Laboratoire Interdisciplinaire de Recherche
"Sociétés, Sensibilités, Soin"
UMR 7366 CNRS-uB
Territoires contemporains


Ces femmes qui refusent d’enfanter
Introduction
Maud Navarre et Georges Ubbiali
Résumé | Mots-clés | Sommaire | Texte | Auteur | Annexes | Notes | Références | Outils
RÉSUMÉ
MOTS-CLÉS
Mots-clés : femmes sans enfant ; childfree ; stérilisation ; fécondité ; normes reproductives
Index géographique : France ; Russie ; monde
Index historique : xxie siècle
SOMMAIRE

TEXTE

Durant de nombreux millénaires, la mise en couple et le mariage s’accompagnaient de la procréation d’enfants. Demeurer stérile, pour un couple, correspondait à un drame personnel (cause de répudiation dans les temps anciens) et une réprobation sociale de la part de l’entourage. Certes, des figures sociales de la femme non-féconde existaient au sein des sociétés, cas exceptionnels et valorisés en tant que tels. Que l’on songe par exemple aux religieuses, dont la définition même s’inscrivait dans une norme explicite de non-reproduction. La vie communautaire et l’oblation à la divinité suppléaient en quelque sorte l’absence d’enfantement pour ces femmes. D’autres cas de figures pourraient également être mobilisés, correspondant à ce que Max Weber caractérisait comme une autorité charismatique, figure largement masculine, mais que par exception des femmes pouvaient endosser. C’est ainsi le cas de Jeanne d’Arc, improbable chef de guerre, dont le statut s’est accompagné d’une interdiction de sa fonction reproductive. Pour rares qu’elles soient, ces figures de femmes sans enfants n’en parcourent pas moins la totalité de l’histoire européenne (que l’on songe à la personne de Marie Stuart, magnifiée par le roman de Stefan Zweig [1]).

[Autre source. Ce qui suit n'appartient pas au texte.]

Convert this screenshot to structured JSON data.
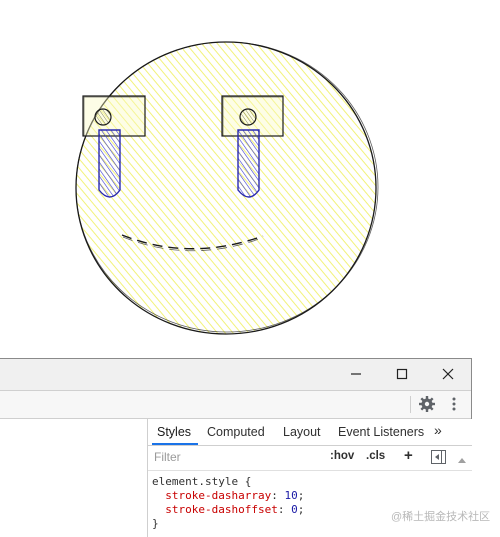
{
  "window": {
    "minimize_icon": "minimize-icon",
    "maximize_icon": "maximize-icon",
    "close_icon": "close-icon"
  },
  "toolbar": {
    "settings_icon": "gear-icon",
    "more_icon": "kebab-menu-icon"
  },
  "tabs": [
    {
      "label": "Styles",
      "active": true
    },
    {
      "label": "Computed",
      "active": false
    },
    {
      "label": "Layout",
      "active": false
    },
    {
      "label": "Event Listeners",
      "active": false
    }
  ],
  "tabs_overflow": "»",
  "filter": {
    "placeholder": "Filter",
    "hov": ":hov",
    "cls": ".cls",
    "add": "+"
  },
  "code": {
    "selector": "element.style {",
    "props": [
      {
        "name": "stroke-dasharray",
        "value": "10"
      },
      {
        "name": "stroke-dashoffset",
        "value": "0"
      }
    ],
    "close": "}"
  },
  "watermark": "@稀土掘金技术社区",
  "colors": {
    "face_fill": "#fafaa0",
    "tears": "#3030c8",
    "accent": "#1a73e8"
  }
}
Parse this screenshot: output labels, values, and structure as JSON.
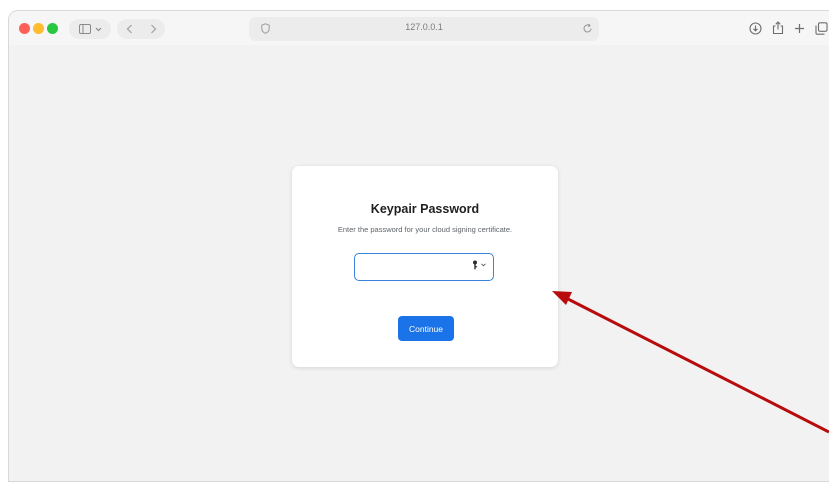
{
  "browser": {
    "url": "127.0.0.1",
    "icons": {
      "close": "traffic-close",
      "minimize": "traffic-minimize",
      "maximize": "traffic-maximize",
      "sidebar": "sidebar-icon",
      "back": "chevron-left-icon",
      "forward": "chevron-right-icon",
      "shield": "shield-icon",
      "reload": "reload-icon",
      "download": "download-icon",
      "share": "share-icon",
      "new_tab": "plus-icon",
      "tab_overview": "tabs-icon"
    }
  },
  "dialog": {
    "title": "Keypair Password",
    "description": "Enter the password for your cloud signing certificate.",
    "password_value": "",
    "password_placeholder": "",
    "continue_label": "Continue",
    "key_icon": "key-icon"
  },
  "colors": {
    "accent": "#1a73e8",
    "input_focus_border": "#3b82d8",
    "annotation_arrow": "#b80c0c",
    "page_background": "#f2f2f2"
  }
}
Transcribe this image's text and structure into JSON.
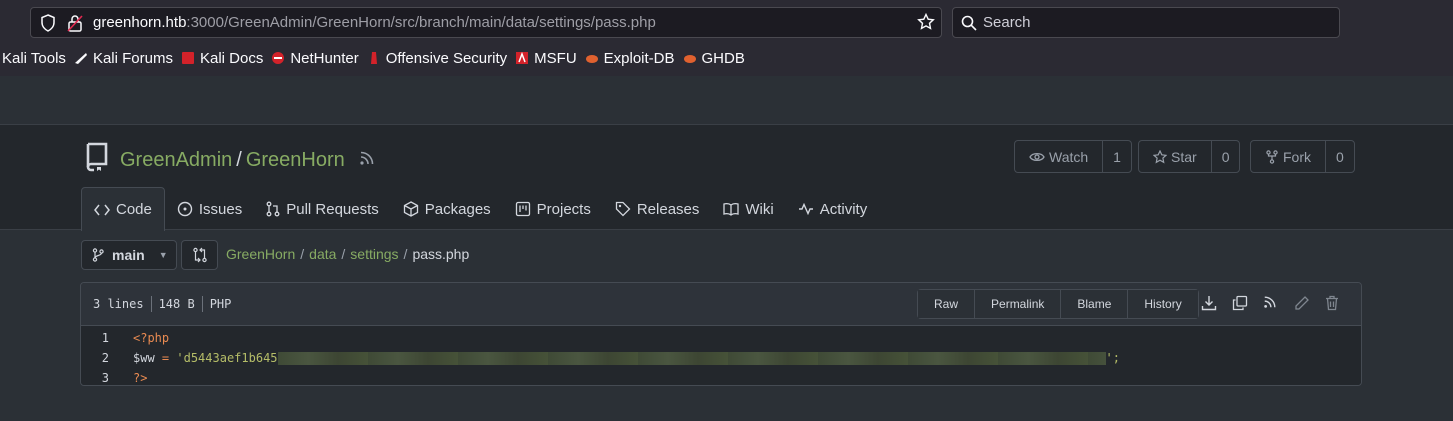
{
  "browser": {
    "url_host": "greenhorn.htb",
    "url_rest": ":3000/GreenAdmin/GreenHorn/src/branch/main/data/settings/pass.php",
    "search_placeholder": "Search",
    "bookmarks": [
      "Kali Tools",
      "Kali Forums",
      "Kali Docs",
      "NetHunter",
      "Offensive Security",
      "MSFU",
      "Exploit-DB",
      "GHDB"
    ]
  },
  "repo": {
    "owner": "GreenAdmin",
    "separator": "/",
    "name": "GreenHorn",
    "watch_label": "Watch",
    "watch_count": "1",
    "star_label": "Star",
    "star_count": "0",
    "fork_label": "Fork",
    "fork_count": "0"
  },
  "tabs": [
    "Code",
    "Issues",
    "Pull Requests",
    "Packages",
    "Projects",
    "Releases",
    "Wiki",
    "Activity"
  ],
  "branch": {
    "name": "main"
  },
  "breadcrumb": {
    "root": "GreenHorn",
    "dir1": "data",
    "dir2": "settings",
    "file": "pass.php",
    "sep": "/"
  },
  "file": {
    "lines_count": "3 lines",
    "size": "148 B",
    "language": "PHP",
    "actions": [
      "Raw",
      "Permalink",
      "Blame",
      "History"
    ],
    "code": {
      "line1": "<?php",
      "line2_var": "$ww",
      "line2_eq": " = ",
      "line2_str": "'d5443aef1b645",
      "line2_end": "';",
      "line3": "?>"
    }
  },
  "colors": {
    "accent": "#87ab63",
    "bg": "#2b3036",
    "header_bg": "#23272c",
    "keyword": "#e88a51",
    "string": "#b5bd68"
  }
}
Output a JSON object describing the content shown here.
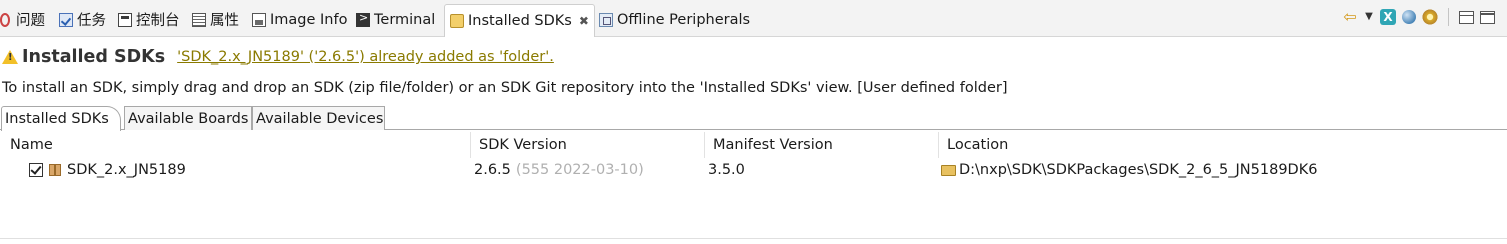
{
  "view_tabs": [
    {
      "label": "",
      "icon": "error-markers-icon"
    },
    {
      "label": "问题",
      "icon": "problems-icon"
    },
    {
      "label": "任务",
      "icon": "tasks-icon"
    },
    {
      "label": "控制台",
      "icon": "console-icon"
    },
    {
      "label": "属性",
      "icon": "properties-icon"
    },
    {
      "label": "Image Info",
      "icon": "image-info-icon"
    },
    {
      "label": "Terminal",
      "icon": "terminal-icon"
    },
    {
      "label": "Installed SDKs",
      "icon": "sdk-icon",
      "active": true,
      "close": "✖"
    },
    {
      "label": "Offline Peripherals",
      "icon": "peripherals-icon"
    }
  ],
  "toolbar": {
    "back_glyph": "⇦",
    "dropdown_glyph": "▼",
    "x_glyph": "X"
  },
  "view": {
    "title": "Installed SDKs",
    "message": "'SDK_2.x_JN5189' ('2.6.5') already added as 'folder'.",
    "hint": "To install an SDK, simply drag and drop an SDK (zip file/folder) or an SDK Git repository into the 'Installed SDKs' view. [User defined folder]"
  },
  "inner_tabs": [
    "Installed SDKs",
    "Available Boards",
    "Available Devices"
  ],
  "table": {
    "columns": [
      "Name",
      "SDK Version",
      "Manifest Version",
      "Location"
    ],
    "rows": [
      {
        "checked": true,
        "name": "SDK_2.x_JN5189",
        "version": "2.6.5",
        "version_detail": "(555 2022-03-10)",
        "manifest": "3.5.0",
        "location": "D:\\nxp\\SDK\\SDKPackages\\SDK_2_6_5_JN5189DK6"
      }
    ]
  }
}
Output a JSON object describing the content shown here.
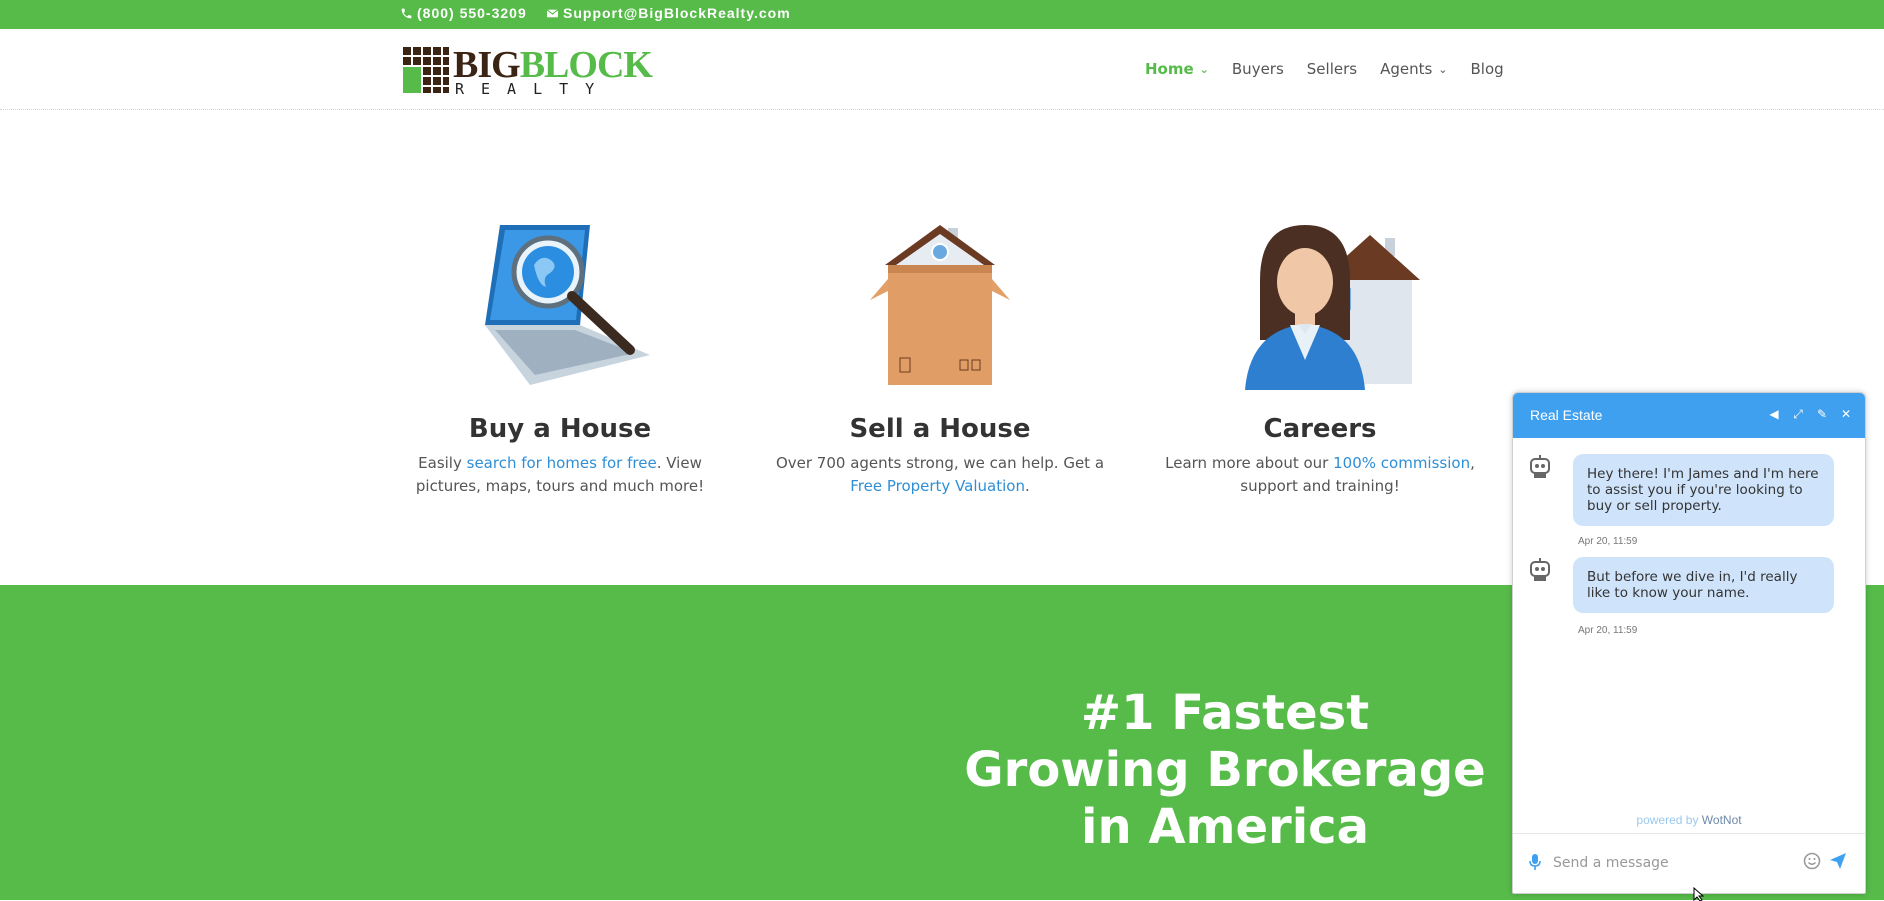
{
  "topbar": {
    "phone": "(800) 550-3209",
    "email": "Support@BigBlockRealty.com",
    "icons": [
      "phone-icon",
      "mail-icon"
    ]
  },
  "logo": {
    "word_big": "BIG",
    "word_block": "BLOCK",
    "word_realty": "REALTY"
  },
  "nav": {
    "items": [
      {
        "label": "Home",
        "active": true,
        "dropdown": true
      },
      {
        "label": "Buyers",
        "active": false,
        "dropdown": false
      },
      {
        "label": "Sellers",
        "active": false,
        "dropdown": false
      },
      {
        "label": "Agents",
        "active": false,
        "dropdown": true
      },
      {
        "label": "Blog",
        "active": false,
        "dropdown": false
      }
    ],
    "chevron": "⌄"
  },
  "features": {
    "buy": {
      "title": "Buy a House",
      "text_pre": "Easily ",
      "link": "search for homes for free",
      "text_post": ". View pictures, maps, tours and much more!"
    },
    "sell": {
      "title": "Sell a House",
      "text_pre": "Over 700 agents strong, we can help. Get a ",
      "link": "Free Property Valuation",
      "text_post": "."
    },
    "careers": {
      "title": "Careers",
      "text_pre": "Learn more about our ",
      "link": "100% commission",
      "text_post": ", support and training!"
    }
  },
  "band": {
    "headline": "#1 Fastest Growing Brokerage in America"
  },
  "chat": {
    "title": "Real Estate",
    "header_icons": [
      "speaker-icon",
      "expand-icon",
      "edit-icon",
      "close-icon"
    ],
    "messages": [
      {
        "text": "Hey there! I'm James and I'm here to assist you if you're looking to buy or sell property.",
        "time": "Apr 20, 11:59"
      },
      {
        "text": "But before we dive in, I'd really like to know your name.",
        "time": "Apr 20, 11:59"
      }
    ],
    "powered_pre": "powered by ",
    "powered_brand": "WotNot",
    "input_placeholder": "Send a message"
  },
  "colors": {
    "brand_green": "#56bb49",
    "chat_blue": "#3fa0f0",
    "link_blue": "#2e8fd6",
    "bubble": "#cfe4fb"
  }
}
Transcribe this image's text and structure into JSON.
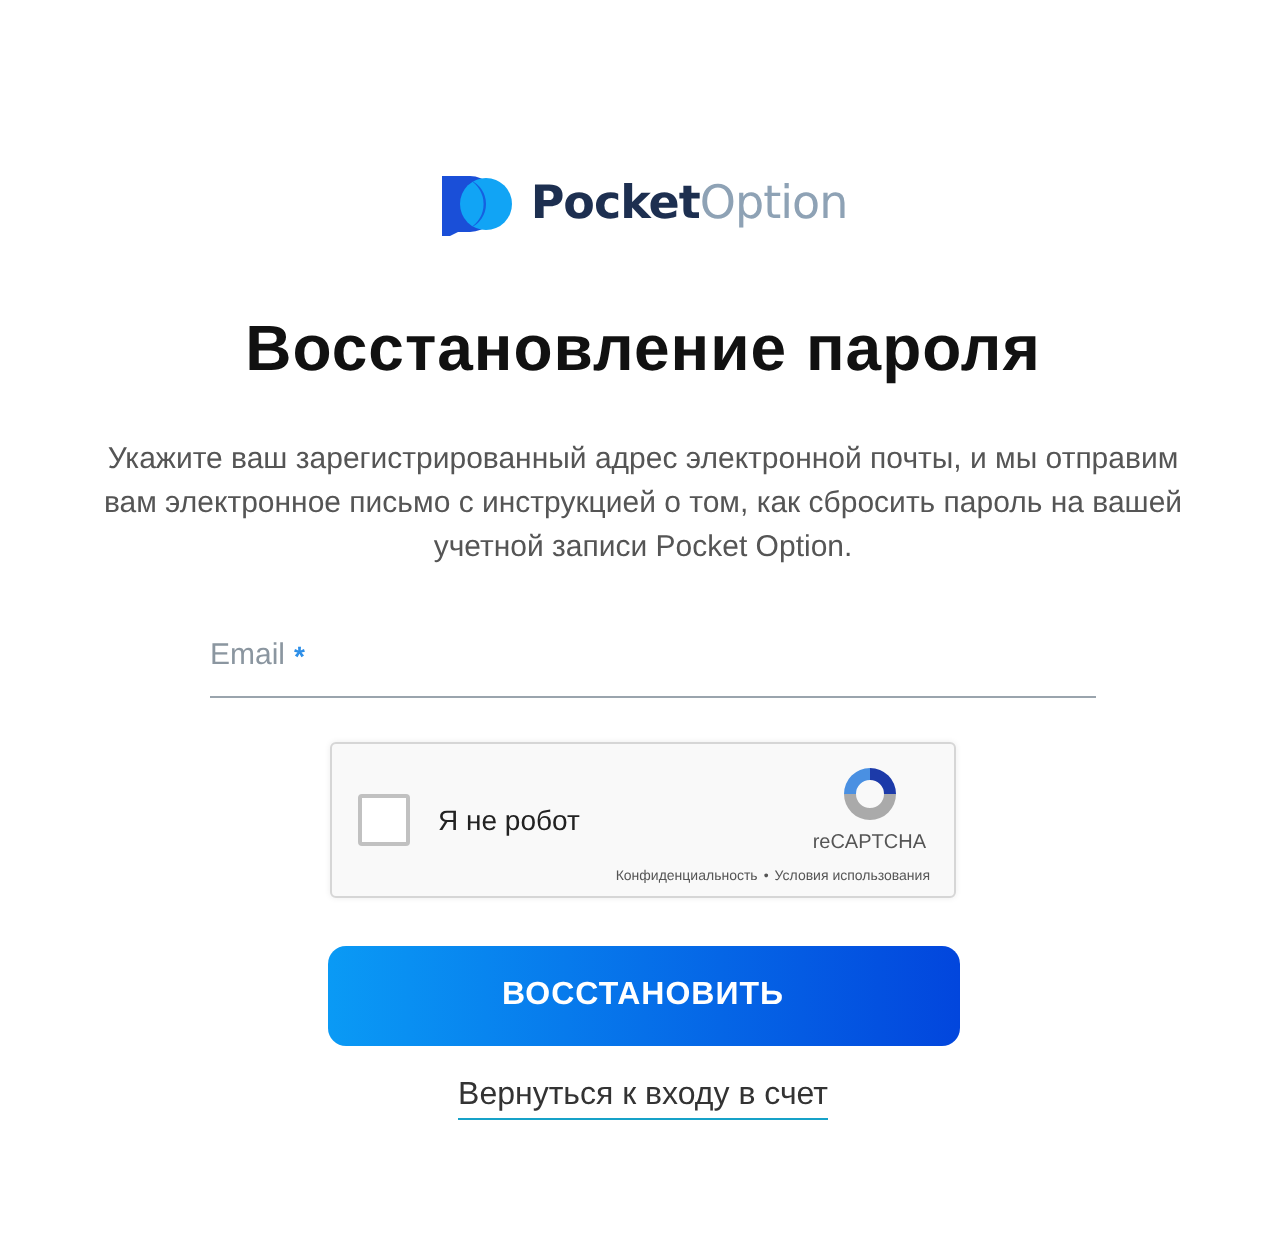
{
  "logo": {
    "primary": "Pocket",
    "secondary": "Option"
  },
  "title": "Восстановление пароля",
  "description": "Укажите ваш зарегистрированный адрес электронной почты, и мы отправим вам электронное письмо с инструкцией о том, как сбросить пароль на вашей учетной записи Pocket Option.",
  "email": {
    "placeholder": "Email",
    "required_mark": "*"
  },
  "captcha": {
    "label": "Я не робот",
    "checked": false,
    "brand": "reCAPTCHA",
    "privacy": "Конфиденциальность",
    "separator": "•",
    "terms": "Условия использования"
  },
  "submit": "ВОССТАНОВИТЬ",
  "back_link": "Вернуться к входу в счет"
}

À l’époque contemporaine, ce cas de femme sans enfant continue de hanter l’inconscient social, par exemple sous la forme de la femme engagée pour une cause. La militante, surtout quand elle se voit confier une tâche de responsabilité au sein du mouvement ou de la structure dont elle participe. Louise Michel incarne sans aucun doute à merveille cette situation, elle dont la dénomination représente un raccourci saisissant de cet état d’absence d’enfant : « La vierge rouge » [2].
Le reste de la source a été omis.